Uma das coisas que mais curti em As Horas Nuas, de Lygia Fagundes Telles, foi o gato Raul. Raul não é um gato qualquer - ou eu é que sei pouco dos gatos, vá saber. Raul tem sensibilidade aguçada (é, outros também) e, pasmem, memórias de outras vidas (aí já não sei). Os capítulos narrados por Raul são uma graça: um gato sarcástico que zomba dos dramas de sua dona, a atriz Rosa Ambrósio, a quem "chama" de Rosona; zomba das manias da criada Dionísia, zomba, zomba, zomba. De vez em quando Raul se perde em suas memórias de outras vidas; depois volta a fazer referências a diálogos dos humanos que o cercam em sua vida atual que ele testemunha de sua posição privilegiada de peludo que se esgueira por todos os recantos da casa... As descrições do ambiente feitas por Raul são um primor e ele acaba conferindo certo tom de humor a Horas Nuas, ainda que ao longo da história haja mais motivos para rir dos desatinos e desencontros humanos do que dos pulos e sacadas do bichano. A vantagem de Raul está em seu afastamento, sua independência (mesmo que reclame do leite gelado em sua tigelinha), sua... superioridade. Irônico, abusado, convencido e, no entanto, sensível, Raul é tudo de bom. (Vocês aí que têm gatos em casa, fiquem ligadinhos.)

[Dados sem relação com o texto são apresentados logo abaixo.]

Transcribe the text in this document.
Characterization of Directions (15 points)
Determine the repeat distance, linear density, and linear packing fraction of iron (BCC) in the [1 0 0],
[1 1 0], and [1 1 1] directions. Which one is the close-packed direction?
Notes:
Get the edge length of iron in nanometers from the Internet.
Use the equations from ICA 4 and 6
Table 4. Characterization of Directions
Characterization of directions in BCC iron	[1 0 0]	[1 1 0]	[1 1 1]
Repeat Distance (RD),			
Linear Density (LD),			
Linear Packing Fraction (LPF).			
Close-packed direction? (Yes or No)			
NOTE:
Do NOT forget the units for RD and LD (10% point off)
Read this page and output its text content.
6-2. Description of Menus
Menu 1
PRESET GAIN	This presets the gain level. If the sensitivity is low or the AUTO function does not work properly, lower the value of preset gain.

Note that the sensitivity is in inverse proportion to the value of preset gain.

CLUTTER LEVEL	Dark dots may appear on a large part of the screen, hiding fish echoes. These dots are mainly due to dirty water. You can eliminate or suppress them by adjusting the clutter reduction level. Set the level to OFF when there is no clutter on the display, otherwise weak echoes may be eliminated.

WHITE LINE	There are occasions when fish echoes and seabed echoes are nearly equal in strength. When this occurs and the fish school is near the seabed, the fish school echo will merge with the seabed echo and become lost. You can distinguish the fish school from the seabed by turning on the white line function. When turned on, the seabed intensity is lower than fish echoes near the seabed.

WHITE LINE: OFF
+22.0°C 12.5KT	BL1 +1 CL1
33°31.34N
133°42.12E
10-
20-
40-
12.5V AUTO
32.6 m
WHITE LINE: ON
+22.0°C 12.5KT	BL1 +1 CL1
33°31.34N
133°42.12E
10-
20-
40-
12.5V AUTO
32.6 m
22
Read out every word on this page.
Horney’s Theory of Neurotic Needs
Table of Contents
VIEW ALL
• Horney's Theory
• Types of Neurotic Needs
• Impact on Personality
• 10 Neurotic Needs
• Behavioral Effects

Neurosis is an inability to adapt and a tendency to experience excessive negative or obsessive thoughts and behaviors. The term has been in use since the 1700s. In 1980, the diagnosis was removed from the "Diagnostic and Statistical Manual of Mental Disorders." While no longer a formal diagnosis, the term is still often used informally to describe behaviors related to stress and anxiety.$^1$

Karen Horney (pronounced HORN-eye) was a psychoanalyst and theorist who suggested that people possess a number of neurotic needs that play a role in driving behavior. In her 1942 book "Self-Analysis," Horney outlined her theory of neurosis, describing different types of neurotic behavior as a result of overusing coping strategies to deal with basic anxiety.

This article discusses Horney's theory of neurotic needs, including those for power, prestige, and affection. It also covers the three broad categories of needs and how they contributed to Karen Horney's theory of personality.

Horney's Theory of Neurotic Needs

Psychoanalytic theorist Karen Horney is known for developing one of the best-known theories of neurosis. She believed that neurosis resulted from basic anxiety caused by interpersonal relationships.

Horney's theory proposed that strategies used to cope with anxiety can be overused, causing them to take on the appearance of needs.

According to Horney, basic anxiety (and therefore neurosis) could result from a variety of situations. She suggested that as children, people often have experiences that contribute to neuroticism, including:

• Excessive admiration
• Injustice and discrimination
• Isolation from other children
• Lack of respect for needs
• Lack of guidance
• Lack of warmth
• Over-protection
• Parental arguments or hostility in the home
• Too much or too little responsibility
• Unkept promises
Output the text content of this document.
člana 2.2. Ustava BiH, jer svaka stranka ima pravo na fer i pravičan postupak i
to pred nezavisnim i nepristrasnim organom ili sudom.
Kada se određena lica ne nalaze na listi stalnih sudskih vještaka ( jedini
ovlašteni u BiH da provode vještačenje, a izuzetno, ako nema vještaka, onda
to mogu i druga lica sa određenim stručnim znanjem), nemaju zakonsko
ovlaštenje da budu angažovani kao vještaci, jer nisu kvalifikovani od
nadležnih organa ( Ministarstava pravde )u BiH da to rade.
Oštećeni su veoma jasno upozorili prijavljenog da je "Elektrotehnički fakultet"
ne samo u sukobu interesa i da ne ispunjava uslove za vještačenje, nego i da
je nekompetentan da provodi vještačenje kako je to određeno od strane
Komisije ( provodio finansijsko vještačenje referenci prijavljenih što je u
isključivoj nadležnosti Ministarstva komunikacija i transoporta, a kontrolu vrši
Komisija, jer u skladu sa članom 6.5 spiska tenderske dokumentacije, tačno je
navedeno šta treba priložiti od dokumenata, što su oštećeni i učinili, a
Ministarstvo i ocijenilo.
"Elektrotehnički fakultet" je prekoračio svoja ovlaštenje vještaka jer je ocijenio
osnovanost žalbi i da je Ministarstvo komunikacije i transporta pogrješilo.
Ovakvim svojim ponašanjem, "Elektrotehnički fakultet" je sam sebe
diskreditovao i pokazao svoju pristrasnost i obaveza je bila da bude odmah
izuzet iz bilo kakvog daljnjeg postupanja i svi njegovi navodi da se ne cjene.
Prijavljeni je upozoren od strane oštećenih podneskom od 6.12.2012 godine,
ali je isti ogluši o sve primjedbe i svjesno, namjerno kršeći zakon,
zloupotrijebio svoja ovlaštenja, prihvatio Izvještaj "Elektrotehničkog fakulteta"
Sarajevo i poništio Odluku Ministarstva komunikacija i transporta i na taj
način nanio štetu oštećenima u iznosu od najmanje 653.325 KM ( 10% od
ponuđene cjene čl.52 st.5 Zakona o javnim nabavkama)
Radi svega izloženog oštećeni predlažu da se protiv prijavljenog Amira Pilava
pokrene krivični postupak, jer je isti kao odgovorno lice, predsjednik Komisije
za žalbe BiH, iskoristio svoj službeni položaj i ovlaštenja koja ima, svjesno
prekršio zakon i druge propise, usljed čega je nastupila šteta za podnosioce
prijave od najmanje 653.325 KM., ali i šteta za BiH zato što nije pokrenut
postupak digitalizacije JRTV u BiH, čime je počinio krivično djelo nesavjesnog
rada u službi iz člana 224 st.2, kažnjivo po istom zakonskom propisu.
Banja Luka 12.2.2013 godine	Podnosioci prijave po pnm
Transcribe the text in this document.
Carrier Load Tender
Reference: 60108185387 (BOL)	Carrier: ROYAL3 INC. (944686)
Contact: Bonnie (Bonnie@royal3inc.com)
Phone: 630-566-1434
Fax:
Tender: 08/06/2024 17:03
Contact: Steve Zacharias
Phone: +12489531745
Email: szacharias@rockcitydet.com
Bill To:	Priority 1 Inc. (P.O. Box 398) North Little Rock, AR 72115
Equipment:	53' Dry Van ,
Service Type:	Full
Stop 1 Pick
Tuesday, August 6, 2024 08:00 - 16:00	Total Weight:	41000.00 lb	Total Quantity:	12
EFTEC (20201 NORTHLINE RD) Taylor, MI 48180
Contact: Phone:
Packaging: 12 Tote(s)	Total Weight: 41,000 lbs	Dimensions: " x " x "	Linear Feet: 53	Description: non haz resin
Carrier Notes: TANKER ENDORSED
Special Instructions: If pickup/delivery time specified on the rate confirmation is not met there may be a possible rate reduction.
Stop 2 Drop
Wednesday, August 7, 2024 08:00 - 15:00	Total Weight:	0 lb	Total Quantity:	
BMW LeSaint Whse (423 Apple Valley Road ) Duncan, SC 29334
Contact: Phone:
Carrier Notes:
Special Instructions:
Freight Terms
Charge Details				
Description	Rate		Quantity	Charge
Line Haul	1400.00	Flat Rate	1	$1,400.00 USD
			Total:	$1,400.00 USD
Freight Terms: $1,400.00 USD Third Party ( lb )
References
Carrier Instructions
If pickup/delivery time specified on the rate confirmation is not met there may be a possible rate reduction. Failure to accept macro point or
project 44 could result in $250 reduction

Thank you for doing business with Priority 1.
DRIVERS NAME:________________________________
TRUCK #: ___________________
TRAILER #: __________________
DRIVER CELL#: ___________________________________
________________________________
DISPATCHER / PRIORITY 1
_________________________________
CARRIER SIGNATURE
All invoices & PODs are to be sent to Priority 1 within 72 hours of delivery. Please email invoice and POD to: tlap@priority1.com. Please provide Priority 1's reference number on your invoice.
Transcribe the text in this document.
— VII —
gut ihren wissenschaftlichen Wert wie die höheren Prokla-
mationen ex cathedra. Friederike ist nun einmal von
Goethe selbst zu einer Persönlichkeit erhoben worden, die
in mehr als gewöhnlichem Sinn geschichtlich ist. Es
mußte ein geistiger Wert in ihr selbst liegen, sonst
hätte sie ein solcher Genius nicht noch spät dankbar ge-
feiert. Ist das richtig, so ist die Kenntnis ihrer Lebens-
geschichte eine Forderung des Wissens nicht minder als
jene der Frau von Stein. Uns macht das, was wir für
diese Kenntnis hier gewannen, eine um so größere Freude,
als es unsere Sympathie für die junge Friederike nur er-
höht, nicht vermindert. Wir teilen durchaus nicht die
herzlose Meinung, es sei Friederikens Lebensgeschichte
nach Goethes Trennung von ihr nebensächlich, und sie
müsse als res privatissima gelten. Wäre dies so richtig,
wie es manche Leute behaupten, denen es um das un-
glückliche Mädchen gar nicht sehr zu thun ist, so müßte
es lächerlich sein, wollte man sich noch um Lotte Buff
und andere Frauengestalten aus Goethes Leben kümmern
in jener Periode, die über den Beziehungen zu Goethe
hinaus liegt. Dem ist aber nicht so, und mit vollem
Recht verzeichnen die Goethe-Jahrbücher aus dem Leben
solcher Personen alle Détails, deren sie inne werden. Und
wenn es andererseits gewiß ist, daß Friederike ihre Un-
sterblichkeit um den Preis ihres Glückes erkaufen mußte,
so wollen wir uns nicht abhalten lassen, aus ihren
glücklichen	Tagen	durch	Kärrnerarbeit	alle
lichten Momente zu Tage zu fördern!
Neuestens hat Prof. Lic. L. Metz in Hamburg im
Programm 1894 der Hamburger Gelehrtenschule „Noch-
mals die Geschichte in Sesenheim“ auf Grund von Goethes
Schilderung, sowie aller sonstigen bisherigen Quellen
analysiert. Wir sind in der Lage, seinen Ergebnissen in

"A poltrona fria. A sala enorme, toda branca com suas sombras azuladas mais frias ainda, é madrugada. Vou todo arrepiado para a cozinha que é o lugar mais quente deste apartamento gelado. No calendário da Dionísia há sempre receitas tropicais escritas nas costas do dia. País tropical. Ainda bem que tenho este meu casaco de pele que Rosa Ambrósio considera uma pele vagabunda mas sou um gato vagabundo. E completamente inútil, na opinião da Lili que prefere ter um cachorro a um gato, O cachorro é tão mais amoroso!, vive repetindo. Rosona faz aquela cara de falsa distraída e fica me olhando. Sorrio por dentro, concordo, língua de gato é áspera, imprópria para consolar as velhotas solitárias."
(Hahahahaha!)


***


5 comentários:

Caminhante disse...

Vocês se queixam do animal book, mas o que eu achei sem noção mesmo foi o holiday book - que li em dois dias? Pra ler só durante o fim de semana? Que dá uma idéia de relaxamento?

Lílian disse...

'Língua de gato é imprópria para velhotas'...kkkkk..... Eu, de plantão e dando graças porque, até o momento, ainda não posso ser considerada tão idosa - ah, porque aqui nessa noite nada fria, nem gato para "não-consolar" tem!

:***

Juliana disse...

ah, os gatos da lygia... =)

Anônimo disse...

Será que Animal Farm (Revolução dos Bichos), de George Orwell, conta como "animal book"?
Ainda estou intrigado com aquele livro que você mencionou, en passant, em um outro post. Algo sobre um grilo que habitava um tronco de uma árvore e que aterrorizava a floresta com ameaças horríveis.

Nakereba

Rita disse...

Lygia é tudo de bom, pessoas. Tudo de bom.